Ein Besuch in Budapests Römerstadt Aquincum

Römerlatschen, umgehangene Bettlaken, Lorbeerkranz auf dem Kopf. Die Vorstellung einer römischen Siedlung fällt ein paar Meter von der stark befahrenen M11 reichlich schwer. Doch nach ein paar Minuten Umherwandelns in den Ruinengärten von Aquincum ist sie zu spüren: Die Antike.

Willkommen in der Vergangenheit: Der Name „Aquincum“ ist keltischen Ursprungs und bedeutet: „ergiebiges Wasser“. Das deutet zum einen darauf hin, dass schon die Römer die Mineralquellen Ungarns kannten und sie nutzten: Bis heute legten Archäologen bei Ausgrabungen 21 römische Bäder frei. Zum anderen bekam die Stadt den Namen „Aquincum“, weil sie direkt am Wasser, an der Donau, lag. Und das hatte militärische Gründe. Dazu muss zunächst die Bedeutung des Wortes „limes“ geklärt werden. Ursprünglich stand das Wort für befestigte, immer auf den Feind zuführende Straßen. Im Lauf der Zeit erfuhr der Begriff eine Wandlung und Erweiterung und bezeichnete endlich die von römischen Truppen besetzte Grenzlinie. Der Limes war also die Grenze des römischen Imperiums. Diese Grenze verlief im 1. Jahrhundert entlang der Donau.

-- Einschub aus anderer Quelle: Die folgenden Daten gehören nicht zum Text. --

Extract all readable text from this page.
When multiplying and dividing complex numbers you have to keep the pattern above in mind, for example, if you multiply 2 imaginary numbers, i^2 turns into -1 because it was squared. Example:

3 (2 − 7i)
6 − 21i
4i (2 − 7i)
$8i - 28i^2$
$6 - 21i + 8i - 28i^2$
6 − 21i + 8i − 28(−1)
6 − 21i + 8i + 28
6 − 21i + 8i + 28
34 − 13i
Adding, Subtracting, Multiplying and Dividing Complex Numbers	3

Zu Beginn des 1. Jahrhunderts besetzte Rom schrittweise den Boden der späteren Provinz Pannonia Inferior. Mehr als 400 Jahre – vom 1. bis ins 5. Jahrhundert - war die Siedlung Aquincum Teil des römischen Reiches. Im Jahr 106, vor genau 1900 Jahren, wurde Aquincum Hauptstadt der Provinz Pannonia Inferior. Die Lage an der römischen Reichsgrenze bestimmte den Charakter der Stadt. Sie bestand aus Siedlungsteilen unterschiedlicher Rechtsstellung.

Zivilstadt

Municipium, später Colonia, ist die Zivilstadt, deren Überreste heute im Ruinengarten von Aquincum zu sehen sind. Die Ausgrabungen sind nur ein Drittel der ehemaligen Zivilstadt. Sie erhielt im Jahr 124 das Stadtrecht einer  Municipium (Bundesstadt), im Jahr 194 folgte die Beförderung zur Colonia (geplant angelegte Siedlung außerhalb Roms). Es ist fast ein kleines Pompeji, das sich auf dem Gebiet des heutigen Óbuda auftut. Geordnete Straßen zwischen Häuserreihen, Bäder, Markthallen, Gerichtsgebäude, ein kleines Freilichttheater. Fast sind sie zu sehen, die Männer, die ihre Waren in der Geschäftsstraße feilbieten und Handwerker, die ihrer Arbeit nachgehen. Fast sind sie zu riechen, die Gewürze, das frische Obst und Gemüse, das der Obsthändler anbietet und fast sind sie zu hören, die Marktschreier, die frischen Fisch und Fleisch anpreisen. Leider halt nur fast.

Vom Leben in Aquincum sind nur noch Ruinen übrig, doch ist das hohe Niveau der Stadtkultur zu erkennen: Wasserleitungen, Kanalnetze, mit Steinplatten gepflasterte Straßen, mit Wasser gespülte Toiletten, mit Fließwasser versehene Privathäuser, verglaste Fenster, mit Mosaiken und Malereien verzierte Gebäude. Außerdem stand den Einwohnern der Zivilstadt ein Amphitheater zur Verfügung.

Legionslager

Castra legionis – das Legionslager – ist ein anderer Siedlungsteil von Aquincum und liegt ein paar Kilometer südlich der Zivilstadt. Die Überreste wurden
im Zentrum von Óbuda, im Umkreis des heutigen Flórián tér freigelegt. Die Trennung von Militär- und Zivilstadt hatte rechtliche Gründe. Keine Siedlung, die auf militärischem Territorium lag und somit der Militärverwaltung unterstand, durfte das Stadtrecht erhalten. Das Lager war mit hohen Mauern, Eck- und Zwischentürmen und einem Grabensystem umgeben. Im Lager konnten Archäologen Mannschaftsunterkünfte, Lagerräume, einen Appellplatz, Wach- und Schreibstuben, Arrestzellen und Archivräume freilegen. Das wichtigste Gebäude des Legionslagers war der Statthalterpalast, dessen Ruinen heute leider nicht mehr erhalten sind. Neben dem Statthalter lebten hier auch sein Gefolge von Beamten, Juristen, Technikern, Verwaltungs- und Wirtschaftsfachleuten.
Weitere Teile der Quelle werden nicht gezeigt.